In other quarters they went on disputing and deciding
with mutual anathemas the question of transfiguration
and many other mysteries, which, being mysteries,
constitute the private dominion of belief; but the
doctrine of charity none of them disputes; there they
all agree; nay, in the idle times of scholastical subtility,
they have been quarrelling about the most extravagant
fancies of a scorched imagination. Mighty folios
have been written about the problem, how many angels
could dance upon the top of a needle without touching
each other? The folly of subtility went so far
as to profane the sacred name of God, by disputing
if He, being omnipotent, has the power to sin?
If, in the holy wafer, He be present dressed or undressed?

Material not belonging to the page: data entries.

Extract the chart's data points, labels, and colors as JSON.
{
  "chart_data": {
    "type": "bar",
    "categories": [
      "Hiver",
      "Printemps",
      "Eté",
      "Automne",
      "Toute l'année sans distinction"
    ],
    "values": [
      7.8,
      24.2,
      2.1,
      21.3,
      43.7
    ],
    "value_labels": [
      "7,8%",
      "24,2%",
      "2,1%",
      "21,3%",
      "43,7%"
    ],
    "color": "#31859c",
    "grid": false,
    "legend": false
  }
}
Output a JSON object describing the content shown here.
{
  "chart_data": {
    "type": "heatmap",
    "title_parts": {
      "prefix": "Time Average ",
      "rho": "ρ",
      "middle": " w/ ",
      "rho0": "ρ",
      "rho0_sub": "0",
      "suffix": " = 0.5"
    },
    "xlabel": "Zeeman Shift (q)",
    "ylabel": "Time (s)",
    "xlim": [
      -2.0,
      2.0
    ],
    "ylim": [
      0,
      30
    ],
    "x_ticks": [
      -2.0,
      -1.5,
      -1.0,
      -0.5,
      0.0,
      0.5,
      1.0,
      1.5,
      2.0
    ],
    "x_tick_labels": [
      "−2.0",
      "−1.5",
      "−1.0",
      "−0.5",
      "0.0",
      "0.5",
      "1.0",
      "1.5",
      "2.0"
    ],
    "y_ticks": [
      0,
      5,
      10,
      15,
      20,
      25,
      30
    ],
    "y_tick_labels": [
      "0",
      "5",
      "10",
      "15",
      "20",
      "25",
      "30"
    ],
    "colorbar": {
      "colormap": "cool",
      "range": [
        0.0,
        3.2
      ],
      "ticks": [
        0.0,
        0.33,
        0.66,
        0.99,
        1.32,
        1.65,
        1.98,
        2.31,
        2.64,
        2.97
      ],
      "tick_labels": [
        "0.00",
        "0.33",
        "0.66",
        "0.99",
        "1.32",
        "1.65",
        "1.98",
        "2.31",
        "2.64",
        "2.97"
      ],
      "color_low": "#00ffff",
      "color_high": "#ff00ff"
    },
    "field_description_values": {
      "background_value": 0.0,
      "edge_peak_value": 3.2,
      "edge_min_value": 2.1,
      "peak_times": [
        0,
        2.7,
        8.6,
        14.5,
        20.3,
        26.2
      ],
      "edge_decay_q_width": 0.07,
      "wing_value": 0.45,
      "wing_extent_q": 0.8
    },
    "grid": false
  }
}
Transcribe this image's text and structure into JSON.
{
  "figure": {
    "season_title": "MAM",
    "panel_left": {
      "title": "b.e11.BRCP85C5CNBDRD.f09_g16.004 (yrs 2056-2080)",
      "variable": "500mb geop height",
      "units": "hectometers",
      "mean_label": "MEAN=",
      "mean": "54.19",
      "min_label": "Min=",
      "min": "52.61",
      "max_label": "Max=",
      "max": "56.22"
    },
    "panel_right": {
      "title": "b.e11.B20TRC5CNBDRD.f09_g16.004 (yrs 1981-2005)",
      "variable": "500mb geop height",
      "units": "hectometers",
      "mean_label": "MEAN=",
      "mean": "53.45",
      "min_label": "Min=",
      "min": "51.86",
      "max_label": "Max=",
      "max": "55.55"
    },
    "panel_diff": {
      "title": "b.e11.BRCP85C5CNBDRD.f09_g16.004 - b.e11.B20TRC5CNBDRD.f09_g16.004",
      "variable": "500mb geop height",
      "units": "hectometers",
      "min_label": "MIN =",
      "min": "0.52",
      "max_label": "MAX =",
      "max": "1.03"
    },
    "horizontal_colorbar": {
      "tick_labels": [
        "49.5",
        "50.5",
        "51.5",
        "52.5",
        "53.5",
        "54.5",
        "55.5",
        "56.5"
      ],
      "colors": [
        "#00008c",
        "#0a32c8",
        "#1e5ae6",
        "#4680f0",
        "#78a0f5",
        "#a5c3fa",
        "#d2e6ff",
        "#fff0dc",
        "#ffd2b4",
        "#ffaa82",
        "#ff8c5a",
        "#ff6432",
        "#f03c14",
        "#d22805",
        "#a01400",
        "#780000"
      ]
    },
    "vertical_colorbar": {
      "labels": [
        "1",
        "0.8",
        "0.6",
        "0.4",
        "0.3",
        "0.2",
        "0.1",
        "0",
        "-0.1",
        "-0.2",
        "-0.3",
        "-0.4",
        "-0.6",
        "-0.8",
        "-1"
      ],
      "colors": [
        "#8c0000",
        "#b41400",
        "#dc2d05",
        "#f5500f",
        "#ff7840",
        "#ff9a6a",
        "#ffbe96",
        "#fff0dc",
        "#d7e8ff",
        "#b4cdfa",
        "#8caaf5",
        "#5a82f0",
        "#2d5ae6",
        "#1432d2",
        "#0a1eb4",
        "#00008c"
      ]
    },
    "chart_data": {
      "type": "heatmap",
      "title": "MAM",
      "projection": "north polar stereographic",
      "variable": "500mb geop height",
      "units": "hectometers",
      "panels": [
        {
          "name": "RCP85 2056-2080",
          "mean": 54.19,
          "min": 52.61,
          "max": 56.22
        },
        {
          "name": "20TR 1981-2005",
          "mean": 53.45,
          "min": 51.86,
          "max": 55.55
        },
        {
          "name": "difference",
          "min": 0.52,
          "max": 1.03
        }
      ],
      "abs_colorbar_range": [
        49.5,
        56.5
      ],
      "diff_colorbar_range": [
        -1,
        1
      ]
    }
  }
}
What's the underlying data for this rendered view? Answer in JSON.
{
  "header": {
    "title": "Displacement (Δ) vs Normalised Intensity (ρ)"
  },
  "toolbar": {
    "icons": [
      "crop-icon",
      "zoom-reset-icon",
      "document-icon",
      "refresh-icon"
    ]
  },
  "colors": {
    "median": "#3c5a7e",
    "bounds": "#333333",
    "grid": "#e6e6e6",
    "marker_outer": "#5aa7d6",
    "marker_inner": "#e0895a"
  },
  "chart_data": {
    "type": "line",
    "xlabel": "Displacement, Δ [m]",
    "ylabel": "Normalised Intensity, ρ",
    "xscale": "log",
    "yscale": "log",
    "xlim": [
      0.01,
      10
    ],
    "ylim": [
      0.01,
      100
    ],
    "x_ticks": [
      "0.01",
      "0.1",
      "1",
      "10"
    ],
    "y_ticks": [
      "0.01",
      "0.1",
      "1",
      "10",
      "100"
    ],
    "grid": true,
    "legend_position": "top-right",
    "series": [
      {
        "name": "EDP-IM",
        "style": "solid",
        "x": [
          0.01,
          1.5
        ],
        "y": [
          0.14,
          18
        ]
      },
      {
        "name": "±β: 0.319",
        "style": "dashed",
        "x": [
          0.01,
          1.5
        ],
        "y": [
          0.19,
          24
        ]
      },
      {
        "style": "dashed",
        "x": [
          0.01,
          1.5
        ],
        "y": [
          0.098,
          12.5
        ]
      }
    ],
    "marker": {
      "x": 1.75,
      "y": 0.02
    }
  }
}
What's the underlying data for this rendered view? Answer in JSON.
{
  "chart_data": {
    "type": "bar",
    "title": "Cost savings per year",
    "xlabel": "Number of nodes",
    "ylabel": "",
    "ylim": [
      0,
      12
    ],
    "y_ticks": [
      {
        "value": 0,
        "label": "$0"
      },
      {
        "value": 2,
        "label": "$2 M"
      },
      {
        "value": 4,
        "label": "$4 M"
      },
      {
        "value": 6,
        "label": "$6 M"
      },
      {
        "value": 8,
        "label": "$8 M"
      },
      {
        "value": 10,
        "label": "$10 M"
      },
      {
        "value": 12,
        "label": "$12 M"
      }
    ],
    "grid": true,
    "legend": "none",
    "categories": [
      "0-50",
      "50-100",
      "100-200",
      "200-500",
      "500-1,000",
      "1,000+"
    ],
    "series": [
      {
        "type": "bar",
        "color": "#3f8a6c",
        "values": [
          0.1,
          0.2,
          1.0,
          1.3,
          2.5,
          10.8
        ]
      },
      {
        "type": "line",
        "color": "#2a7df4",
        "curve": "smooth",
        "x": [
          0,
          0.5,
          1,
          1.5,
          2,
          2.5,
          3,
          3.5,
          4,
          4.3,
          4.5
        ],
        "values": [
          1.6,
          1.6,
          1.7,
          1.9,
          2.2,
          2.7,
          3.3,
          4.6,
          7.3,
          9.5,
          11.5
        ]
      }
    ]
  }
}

If the Saviour would have chosen the incarnation
in the shape of a gourd, instead of a man, how would
he have preached, how acted miracles, and how had
been crucified? And when they went to the theme
of investigating if it was a whip or a lash with which
the angels have whipped St. Jerome for trying to imitate
in his writings the pagan Cicero, it was but after
centuries that Abbot Cartaut dared to write that if
St. Jerome was whipped at all, he was whipped for
having
badly imitated Cicero. Still, the
doctrine of Christian charity is so sublime in its
simplicity, that not even the subtility of scholasticism
dared ever to profane it by any controversy, and still
that sublime doctrine is not executed, and the religion
of charity not realized yet. The task of this
glorious progress is only to be done by a free and
powerful nation, because it is a task of action, and
not of teaching. Individual man can but execute
it in the narrow compass of the small relations of
private life; it is only the power of a nation which
can raise it to become a ruling law on earth; and
before this is done, the triumph of Christianity is
not arrived—and without that triumph, the
freedom and prosperity even of the mightiest nation
is not for a moment safe from internal decay, or from
foreign violence.
Which is the nation to achieve that triumph of Christianity
by protecting justice out of charity? Which shall
do it, if not yours? Whom the Lord has blessed
above all, from whom He much expects, because He has
given her much.
Ye Ministers of the Gospel, who devote your lives
to expound the eternal truths of the book of life,
remember my humble words, and remind those who, with
pious hearts, listen to your sacred words, that half
virtue is no virtue at all, and that there is no difference
in the duties of charity between public and private
life.
Ye Missionaries, who devote your lives to the propagation
of Christianity, before you embark for the dangers
of far, inhospitable shores, remind those whom you
leave, that the example of a nation exercising right
and justice on earth by charity, would be the mightiest
propagandism of Christian religion.
Ye Patriots, loving your country’s future, and
anxious about her security, remember the admonitions
of history—remember that the freedom, the
power, and the prosperity in which your country glories,
is no new apparition on earth; others also had it,
and yet they are gone. The prudence with which
your forefathers have founded this commonwealth, the
courage with which you develop it, other nations also
have shown, and still they are gone.